Compilation album by Various artists
- Released: November 25, 1997
- Recorded: 1997
- Genre: Hip hop
- Length: 57:59
- Label: Priority
- Producer: Shock G, The Angel, Romeo Antonio, Adam, CD, Chops, Manifest, The Dotrix, Walter Taylor, Amp Live

= In tha Beginning...There Was Rap =

In tha Beginning... There Was Rap is a compilation album presented by Priority Records, released on November 25, 1997. The album featured cover versions of classic old school hip hop songs done by some of hip hop's most popular acts at the time.
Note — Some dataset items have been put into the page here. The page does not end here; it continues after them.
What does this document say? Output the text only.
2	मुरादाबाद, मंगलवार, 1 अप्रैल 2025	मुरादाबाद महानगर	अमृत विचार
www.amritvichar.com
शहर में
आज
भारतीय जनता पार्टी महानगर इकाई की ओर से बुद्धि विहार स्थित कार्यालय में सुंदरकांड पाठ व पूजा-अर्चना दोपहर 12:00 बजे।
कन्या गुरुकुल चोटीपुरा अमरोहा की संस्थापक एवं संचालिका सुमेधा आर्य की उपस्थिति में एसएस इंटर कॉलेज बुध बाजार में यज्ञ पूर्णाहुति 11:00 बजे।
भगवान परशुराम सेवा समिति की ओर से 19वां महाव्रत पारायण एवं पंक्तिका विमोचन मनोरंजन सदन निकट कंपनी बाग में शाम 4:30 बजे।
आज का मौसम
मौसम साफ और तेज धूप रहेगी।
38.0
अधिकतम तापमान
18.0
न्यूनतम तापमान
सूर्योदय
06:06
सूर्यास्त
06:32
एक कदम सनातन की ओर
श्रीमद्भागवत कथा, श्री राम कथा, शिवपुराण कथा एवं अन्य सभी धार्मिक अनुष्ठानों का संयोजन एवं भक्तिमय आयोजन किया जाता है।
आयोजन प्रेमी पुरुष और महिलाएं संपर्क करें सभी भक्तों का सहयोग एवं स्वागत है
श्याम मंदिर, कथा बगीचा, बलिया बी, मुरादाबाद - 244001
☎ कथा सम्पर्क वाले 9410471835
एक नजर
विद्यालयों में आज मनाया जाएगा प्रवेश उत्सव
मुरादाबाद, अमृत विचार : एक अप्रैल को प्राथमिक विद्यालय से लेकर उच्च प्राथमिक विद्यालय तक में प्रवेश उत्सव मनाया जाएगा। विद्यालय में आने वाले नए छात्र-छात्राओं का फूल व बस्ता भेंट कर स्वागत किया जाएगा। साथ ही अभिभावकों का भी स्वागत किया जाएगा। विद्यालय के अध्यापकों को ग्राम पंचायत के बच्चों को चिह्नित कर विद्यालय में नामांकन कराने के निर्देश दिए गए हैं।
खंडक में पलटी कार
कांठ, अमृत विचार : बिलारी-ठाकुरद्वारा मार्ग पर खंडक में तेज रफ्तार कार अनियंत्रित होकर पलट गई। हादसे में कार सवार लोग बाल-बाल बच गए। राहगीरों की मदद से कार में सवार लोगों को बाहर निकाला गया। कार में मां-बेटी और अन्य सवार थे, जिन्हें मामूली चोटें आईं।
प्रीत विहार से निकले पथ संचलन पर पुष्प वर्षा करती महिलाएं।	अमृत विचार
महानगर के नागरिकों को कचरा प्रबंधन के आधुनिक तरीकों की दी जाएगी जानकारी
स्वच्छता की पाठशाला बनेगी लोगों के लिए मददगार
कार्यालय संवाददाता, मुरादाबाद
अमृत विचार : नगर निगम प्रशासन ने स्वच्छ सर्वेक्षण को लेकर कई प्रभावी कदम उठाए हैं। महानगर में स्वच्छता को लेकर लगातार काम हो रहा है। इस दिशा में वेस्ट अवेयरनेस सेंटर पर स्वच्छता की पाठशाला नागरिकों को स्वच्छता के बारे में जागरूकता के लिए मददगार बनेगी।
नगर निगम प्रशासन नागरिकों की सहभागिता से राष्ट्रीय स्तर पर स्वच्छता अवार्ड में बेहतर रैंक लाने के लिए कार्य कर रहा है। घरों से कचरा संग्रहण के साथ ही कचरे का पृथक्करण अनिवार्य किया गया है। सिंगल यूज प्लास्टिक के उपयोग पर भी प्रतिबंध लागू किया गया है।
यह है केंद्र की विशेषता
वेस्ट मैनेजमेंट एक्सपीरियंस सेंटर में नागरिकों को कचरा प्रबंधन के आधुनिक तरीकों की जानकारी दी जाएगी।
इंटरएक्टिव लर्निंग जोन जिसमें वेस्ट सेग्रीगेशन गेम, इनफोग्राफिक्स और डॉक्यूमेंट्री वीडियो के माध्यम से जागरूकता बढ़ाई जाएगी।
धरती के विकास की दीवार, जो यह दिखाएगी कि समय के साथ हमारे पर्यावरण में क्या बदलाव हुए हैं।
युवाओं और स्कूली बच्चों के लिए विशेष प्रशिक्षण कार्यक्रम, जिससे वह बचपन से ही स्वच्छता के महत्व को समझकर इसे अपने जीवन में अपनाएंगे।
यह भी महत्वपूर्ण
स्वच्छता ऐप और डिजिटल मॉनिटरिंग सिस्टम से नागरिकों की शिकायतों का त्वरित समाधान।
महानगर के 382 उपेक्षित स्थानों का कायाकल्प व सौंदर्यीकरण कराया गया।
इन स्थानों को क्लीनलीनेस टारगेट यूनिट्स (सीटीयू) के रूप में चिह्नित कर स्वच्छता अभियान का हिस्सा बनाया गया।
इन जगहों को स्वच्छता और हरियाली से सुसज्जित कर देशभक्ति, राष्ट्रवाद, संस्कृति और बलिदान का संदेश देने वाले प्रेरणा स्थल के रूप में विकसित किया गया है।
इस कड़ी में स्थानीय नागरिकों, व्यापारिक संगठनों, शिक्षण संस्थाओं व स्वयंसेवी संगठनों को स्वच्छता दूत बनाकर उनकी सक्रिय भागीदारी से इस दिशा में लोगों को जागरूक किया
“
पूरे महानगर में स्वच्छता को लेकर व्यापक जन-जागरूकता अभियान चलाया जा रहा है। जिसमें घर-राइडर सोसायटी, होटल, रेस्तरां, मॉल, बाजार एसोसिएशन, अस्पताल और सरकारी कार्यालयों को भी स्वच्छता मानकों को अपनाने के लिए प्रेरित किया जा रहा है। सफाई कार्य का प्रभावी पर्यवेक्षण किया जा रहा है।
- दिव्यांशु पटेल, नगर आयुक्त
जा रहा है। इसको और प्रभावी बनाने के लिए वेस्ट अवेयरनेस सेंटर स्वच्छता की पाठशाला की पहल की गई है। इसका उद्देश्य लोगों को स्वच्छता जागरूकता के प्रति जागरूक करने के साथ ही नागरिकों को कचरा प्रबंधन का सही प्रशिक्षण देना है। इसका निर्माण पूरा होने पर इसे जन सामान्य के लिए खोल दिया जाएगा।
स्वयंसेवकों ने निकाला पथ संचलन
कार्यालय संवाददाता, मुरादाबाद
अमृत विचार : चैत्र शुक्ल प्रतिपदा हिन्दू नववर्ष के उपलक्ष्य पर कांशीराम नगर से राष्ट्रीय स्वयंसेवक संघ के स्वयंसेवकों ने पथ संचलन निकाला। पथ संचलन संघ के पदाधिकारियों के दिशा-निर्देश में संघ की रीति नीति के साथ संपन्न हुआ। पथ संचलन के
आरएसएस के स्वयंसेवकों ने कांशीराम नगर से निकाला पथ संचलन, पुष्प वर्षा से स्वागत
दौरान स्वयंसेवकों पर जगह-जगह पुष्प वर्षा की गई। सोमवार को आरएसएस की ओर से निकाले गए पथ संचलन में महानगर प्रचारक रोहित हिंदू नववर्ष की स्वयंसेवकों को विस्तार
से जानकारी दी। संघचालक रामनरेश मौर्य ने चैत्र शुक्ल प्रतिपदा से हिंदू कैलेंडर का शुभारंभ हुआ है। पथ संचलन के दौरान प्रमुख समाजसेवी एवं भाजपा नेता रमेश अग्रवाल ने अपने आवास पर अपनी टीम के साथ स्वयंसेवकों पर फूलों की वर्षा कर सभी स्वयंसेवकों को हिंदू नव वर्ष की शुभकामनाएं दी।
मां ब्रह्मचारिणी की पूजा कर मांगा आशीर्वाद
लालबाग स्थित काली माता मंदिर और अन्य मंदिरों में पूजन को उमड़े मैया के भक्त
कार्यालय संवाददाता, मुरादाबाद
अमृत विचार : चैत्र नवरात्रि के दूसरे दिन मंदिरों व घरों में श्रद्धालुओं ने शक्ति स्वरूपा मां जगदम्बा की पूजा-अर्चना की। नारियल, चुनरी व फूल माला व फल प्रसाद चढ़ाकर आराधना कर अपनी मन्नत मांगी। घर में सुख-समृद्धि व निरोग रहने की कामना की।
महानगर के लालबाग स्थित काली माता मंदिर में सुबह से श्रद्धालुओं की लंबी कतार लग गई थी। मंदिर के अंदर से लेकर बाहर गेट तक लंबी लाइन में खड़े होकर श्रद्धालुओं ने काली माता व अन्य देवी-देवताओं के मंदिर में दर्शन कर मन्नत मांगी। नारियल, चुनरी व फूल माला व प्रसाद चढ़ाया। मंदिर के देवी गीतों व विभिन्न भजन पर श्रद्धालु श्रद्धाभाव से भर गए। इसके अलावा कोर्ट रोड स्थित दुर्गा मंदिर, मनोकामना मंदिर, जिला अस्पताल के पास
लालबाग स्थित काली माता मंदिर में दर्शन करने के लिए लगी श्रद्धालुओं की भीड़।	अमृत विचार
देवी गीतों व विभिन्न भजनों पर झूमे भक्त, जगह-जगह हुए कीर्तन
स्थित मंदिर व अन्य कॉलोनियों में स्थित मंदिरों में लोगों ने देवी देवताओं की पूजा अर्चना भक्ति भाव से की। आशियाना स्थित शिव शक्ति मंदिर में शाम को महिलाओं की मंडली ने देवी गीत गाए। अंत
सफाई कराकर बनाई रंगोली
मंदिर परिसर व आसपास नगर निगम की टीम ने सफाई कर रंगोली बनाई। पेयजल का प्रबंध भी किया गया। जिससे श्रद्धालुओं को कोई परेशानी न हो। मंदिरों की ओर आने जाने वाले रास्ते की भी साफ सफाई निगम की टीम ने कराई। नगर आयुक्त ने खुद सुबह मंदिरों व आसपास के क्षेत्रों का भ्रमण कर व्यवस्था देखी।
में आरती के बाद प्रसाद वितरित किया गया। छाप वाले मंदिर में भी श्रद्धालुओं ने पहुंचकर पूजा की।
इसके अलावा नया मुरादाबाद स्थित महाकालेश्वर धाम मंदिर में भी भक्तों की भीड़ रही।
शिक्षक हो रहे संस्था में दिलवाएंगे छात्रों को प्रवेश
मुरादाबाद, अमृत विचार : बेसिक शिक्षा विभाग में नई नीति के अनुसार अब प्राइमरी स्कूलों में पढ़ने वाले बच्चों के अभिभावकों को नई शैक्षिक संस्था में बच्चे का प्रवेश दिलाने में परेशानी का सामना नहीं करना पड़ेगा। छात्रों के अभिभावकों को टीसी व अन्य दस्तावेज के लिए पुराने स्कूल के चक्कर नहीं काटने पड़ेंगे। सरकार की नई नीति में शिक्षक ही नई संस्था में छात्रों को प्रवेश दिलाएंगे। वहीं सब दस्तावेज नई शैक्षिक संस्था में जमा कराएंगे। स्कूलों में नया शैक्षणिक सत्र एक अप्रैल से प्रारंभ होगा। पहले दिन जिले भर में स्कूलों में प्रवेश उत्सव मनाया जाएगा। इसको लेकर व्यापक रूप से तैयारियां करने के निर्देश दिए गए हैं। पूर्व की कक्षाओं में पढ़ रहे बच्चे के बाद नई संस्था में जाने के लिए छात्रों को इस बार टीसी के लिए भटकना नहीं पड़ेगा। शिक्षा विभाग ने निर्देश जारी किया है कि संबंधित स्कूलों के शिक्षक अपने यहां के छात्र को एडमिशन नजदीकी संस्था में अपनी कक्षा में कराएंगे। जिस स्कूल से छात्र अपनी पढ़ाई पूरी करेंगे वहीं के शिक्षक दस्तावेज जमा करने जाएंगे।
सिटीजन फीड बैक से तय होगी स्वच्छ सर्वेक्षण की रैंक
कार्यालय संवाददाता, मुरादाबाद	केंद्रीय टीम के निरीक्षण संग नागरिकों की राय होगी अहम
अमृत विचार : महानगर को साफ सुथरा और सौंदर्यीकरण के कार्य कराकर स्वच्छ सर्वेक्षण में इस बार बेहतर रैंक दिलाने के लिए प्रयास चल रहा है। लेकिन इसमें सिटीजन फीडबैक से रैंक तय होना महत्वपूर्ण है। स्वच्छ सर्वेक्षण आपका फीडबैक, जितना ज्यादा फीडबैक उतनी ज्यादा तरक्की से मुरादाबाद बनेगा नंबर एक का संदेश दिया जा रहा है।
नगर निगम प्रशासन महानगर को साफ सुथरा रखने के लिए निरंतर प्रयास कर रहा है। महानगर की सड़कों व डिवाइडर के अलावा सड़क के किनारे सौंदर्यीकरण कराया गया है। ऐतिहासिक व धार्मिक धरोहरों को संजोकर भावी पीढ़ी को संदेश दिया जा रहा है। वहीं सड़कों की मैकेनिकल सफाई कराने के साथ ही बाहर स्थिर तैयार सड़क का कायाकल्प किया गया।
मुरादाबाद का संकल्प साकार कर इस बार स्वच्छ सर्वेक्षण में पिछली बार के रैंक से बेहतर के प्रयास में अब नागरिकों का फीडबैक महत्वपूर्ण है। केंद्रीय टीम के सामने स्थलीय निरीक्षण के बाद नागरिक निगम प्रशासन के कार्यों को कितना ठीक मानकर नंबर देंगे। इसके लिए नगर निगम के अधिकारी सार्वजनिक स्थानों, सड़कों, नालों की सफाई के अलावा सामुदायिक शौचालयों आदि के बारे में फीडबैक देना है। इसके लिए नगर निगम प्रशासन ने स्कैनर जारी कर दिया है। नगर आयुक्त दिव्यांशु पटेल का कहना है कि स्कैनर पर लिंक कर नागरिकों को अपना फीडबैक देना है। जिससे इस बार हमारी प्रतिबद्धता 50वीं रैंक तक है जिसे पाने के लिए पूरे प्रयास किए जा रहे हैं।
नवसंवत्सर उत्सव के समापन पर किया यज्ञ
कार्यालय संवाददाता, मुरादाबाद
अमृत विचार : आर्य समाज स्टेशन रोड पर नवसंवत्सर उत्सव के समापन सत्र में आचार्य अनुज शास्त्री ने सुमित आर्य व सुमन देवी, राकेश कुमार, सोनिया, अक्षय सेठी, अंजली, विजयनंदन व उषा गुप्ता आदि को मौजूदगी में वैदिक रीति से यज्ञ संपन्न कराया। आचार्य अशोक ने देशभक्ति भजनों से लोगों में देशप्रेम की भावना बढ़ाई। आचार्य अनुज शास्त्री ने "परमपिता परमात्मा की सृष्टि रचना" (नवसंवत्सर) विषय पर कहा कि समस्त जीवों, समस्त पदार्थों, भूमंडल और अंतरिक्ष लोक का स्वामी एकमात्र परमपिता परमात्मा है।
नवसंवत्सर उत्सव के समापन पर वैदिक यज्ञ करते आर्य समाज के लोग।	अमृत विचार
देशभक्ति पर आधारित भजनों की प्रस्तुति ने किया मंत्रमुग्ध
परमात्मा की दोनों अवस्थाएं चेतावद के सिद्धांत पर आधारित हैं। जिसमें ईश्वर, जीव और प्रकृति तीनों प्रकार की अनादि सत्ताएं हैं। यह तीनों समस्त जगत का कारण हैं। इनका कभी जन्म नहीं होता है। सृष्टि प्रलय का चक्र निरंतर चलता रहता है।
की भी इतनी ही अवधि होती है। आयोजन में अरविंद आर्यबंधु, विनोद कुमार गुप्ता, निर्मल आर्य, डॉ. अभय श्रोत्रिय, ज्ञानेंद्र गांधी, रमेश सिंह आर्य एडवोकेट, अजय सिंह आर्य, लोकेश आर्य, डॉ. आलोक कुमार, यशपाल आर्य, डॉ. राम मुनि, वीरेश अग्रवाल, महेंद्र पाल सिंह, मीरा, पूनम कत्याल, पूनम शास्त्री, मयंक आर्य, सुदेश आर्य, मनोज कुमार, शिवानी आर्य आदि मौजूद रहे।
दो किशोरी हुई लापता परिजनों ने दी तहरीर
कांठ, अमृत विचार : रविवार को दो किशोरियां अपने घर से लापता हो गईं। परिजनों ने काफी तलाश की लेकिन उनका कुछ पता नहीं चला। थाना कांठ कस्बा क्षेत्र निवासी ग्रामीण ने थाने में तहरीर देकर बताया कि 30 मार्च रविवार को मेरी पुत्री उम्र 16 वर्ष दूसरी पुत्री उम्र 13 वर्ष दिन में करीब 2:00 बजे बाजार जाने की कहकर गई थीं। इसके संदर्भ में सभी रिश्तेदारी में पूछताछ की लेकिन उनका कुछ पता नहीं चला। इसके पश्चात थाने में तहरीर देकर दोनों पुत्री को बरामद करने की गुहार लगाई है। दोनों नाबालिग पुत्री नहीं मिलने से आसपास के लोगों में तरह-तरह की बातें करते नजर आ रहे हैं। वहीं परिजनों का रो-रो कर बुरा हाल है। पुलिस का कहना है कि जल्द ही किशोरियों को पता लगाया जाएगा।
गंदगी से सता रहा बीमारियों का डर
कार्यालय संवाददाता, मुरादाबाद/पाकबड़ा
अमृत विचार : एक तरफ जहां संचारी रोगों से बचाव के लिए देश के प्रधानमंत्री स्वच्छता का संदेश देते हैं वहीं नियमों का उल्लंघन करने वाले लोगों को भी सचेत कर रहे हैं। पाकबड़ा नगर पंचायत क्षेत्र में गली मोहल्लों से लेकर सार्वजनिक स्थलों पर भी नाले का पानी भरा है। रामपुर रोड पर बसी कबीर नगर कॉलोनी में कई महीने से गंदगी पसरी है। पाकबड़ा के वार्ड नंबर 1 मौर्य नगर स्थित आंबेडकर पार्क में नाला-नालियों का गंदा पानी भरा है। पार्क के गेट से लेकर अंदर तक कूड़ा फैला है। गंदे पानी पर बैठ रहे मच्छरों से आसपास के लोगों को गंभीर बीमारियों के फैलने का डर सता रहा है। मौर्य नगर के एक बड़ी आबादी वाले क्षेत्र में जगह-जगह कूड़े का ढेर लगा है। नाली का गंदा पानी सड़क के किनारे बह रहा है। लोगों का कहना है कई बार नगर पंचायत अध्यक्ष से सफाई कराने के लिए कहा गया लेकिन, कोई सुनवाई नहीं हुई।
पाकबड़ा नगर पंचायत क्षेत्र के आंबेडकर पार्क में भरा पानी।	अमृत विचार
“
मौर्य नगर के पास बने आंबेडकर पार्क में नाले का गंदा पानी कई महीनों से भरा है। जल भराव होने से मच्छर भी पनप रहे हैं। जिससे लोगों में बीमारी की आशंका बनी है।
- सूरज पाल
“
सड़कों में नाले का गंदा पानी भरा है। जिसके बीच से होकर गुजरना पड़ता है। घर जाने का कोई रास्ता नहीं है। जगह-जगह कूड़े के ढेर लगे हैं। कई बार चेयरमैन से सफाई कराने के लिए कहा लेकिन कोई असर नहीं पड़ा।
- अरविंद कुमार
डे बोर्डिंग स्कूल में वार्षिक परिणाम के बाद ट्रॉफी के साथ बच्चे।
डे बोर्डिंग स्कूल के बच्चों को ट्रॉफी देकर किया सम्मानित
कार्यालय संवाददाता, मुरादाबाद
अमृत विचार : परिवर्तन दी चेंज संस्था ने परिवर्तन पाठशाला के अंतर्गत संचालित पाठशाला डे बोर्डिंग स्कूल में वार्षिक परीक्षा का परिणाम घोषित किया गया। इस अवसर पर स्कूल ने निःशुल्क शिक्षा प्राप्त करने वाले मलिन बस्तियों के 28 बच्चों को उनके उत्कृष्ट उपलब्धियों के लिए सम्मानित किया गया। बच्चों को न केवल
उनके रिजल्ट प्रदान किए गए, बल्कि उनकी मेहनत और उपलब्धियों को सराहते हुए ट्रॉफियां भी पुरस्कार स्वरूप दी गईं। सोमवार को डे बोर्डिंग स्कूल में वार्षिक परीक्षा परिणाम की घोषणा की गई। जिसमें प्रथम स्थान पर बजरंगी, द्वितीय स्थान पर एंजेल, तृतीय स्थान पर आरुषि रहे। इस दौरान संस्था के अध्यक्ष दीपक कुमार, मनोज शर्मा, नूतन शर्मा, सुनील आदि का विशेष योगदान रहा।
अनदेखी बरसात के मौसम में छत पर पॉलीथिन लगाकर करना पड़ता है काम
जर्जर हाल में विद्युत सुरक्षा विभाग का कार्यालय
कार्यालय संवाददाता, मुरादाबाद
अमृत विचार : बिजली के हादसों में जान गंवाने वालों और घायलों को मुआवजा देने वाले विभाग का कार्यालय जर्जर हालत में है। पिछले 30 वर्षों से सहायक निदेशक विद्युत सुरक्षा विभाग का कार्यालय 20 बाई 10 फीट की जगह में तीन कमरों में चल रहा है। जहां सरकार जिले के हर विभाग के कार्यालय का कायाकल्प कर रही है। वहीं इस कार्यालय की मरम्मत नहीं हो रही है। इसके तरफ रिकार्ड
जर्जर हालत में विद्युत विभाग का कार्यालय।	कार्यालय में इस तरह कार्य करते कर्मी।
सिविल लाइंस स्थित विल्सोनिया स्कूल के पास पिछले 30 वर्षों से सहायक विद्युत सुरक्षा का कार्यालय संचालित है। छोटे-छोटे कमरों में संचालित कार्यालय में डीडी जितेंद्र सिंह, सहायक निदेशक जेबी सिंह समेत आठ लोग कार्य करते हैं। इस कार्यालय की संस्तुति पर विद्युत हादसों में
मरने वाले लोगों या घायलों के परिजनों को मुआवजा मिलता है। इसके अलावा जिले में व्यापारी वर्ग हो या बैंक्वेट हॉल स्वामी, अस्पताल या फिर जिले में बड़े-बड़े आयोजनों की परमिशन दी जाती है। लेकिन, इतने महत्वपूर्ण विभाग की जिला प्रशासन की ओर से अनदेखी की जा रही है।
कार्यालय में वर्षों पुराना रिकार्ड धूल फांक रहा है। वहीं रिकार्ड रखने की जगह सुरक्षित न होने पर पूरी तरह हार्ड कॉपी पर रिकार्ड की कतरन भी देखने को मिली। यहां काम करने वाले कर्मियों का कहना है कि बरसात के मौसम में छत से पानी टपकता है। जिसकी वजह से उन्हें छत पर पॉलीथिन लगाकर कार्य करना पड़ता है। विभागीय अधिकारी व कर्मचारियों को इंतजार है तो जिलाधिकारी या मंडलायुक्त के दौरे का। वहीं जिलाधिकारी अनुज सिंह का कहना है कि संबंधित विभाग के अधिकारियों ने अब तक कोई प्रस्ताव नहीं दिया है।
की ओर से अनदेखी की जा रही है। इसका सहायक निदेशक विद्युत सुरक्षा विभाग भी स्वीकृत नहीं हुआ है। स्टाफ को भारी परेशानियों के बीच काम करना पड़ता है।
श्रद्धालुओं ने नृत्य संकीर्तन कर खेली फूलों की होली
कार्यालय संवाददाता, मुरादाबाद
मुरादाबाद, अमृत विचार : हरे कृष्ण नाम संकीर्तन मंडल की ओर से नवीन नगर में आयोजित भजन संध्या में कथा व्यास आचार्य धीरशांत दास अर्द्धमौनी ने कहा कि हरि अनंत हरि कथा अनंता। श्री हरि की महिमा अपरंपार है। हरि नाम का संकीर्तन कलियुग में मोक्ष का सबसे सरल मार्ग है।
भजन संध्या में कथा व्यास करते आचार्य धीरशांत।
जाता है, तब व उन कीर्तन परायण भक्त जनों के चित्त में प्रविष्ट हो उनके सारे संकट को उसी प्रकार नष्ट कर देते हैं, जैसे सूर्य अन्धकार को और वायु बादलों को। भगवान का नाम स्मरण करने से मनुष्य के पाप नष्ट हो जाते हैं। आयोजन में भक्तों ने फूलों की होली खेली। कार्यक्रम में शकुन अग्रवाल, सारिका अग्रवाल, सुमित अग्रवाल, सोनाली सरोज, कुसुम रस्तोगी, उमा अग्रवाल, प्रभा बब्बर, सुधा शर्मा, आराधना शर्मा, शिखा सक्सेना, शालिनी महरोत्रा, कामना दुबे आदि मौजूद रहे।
The album peaked at No. 15 on the Billboard 200 and No. 4 on the Billboard Top R&B/Hip-Hop Albums chart. Less than two months after its release on January 9, 1998, it was certified gold for sales of 500,000 copies.

Professional ratings
Review scores
| Source | Rating |
| AllMusic |  |
| Entertainment Weekly | C+ |
| The Source |  |

==Track listing==

| No. | Title | Performer(s) | Length |
|---|---|---|---|
| 1. | "Sucker M.C.'s" (Original song by Run-DMC) | Wu-Tang Clan | 3:46 |
| 2. | "Fuck tha Police" (Original song by NWA) | Bone Thugs-N-Harmony | 5:02 |
| 3. | "Big Ole Butt" (Original song by LL Cool J) | Puff Daddy, Lil Cease | 5:23 |
| 4. | "6 in the Mornin'" (Original song by Ice-T) | Master P | 2:59 |
| 5. | "Freaky Tales" (Original song by Too Short) | Snoop Doggy Dogg | 3:55 |
| 6. | "Knick Knack Patty Wack" (Original song by EPMD) | Tha Dogg Pound | 4:19 |
| 7. | "Rapper's Delight" (Original song by Sugar Hill Gang) | Def Squad Redman/Erick Sermon/Keith Murray | 6:55 |
| 8. | "I'm Still #1" (Original song by Boogie Down Productions) | Cypress Hill | 5:12 |
| 9. | "I Need a Freak" (Original song by Sexual Harassment) | Too Short | 5:19 |
| 10. | "Dopeman" (Original song by NWA) | Mack 10 | 4:03 |
| 11. | "Money Dollar Bill Y'all" (Original song by Jimmy Spicer) | Coolio | 4:42 |
| 12. | "The Show" (Original song by Doug E. Fresh/Slick Rick) | The Roots | 6:24 |

==Charts==

===Weekly charts===

| Chart (1997) | Peak position |
|---|---|
| US Billboard 200 | 15 |
| US Top R&B/Hip-Hop Albums (Billboard) | 4 |

===Year-end charts===

| Chart (1998) | Position |
|---|---|
| US Billboard 200 | 110 |
| US Top R&B/Hip-Hop Albums (Billboard) | 61 |

== Certifications ==

| Region | Certification | Certified units/sales |
| United States (RIAA) | Gold | 500,000^{^} |
^{^} Shipments figures based on certification alone.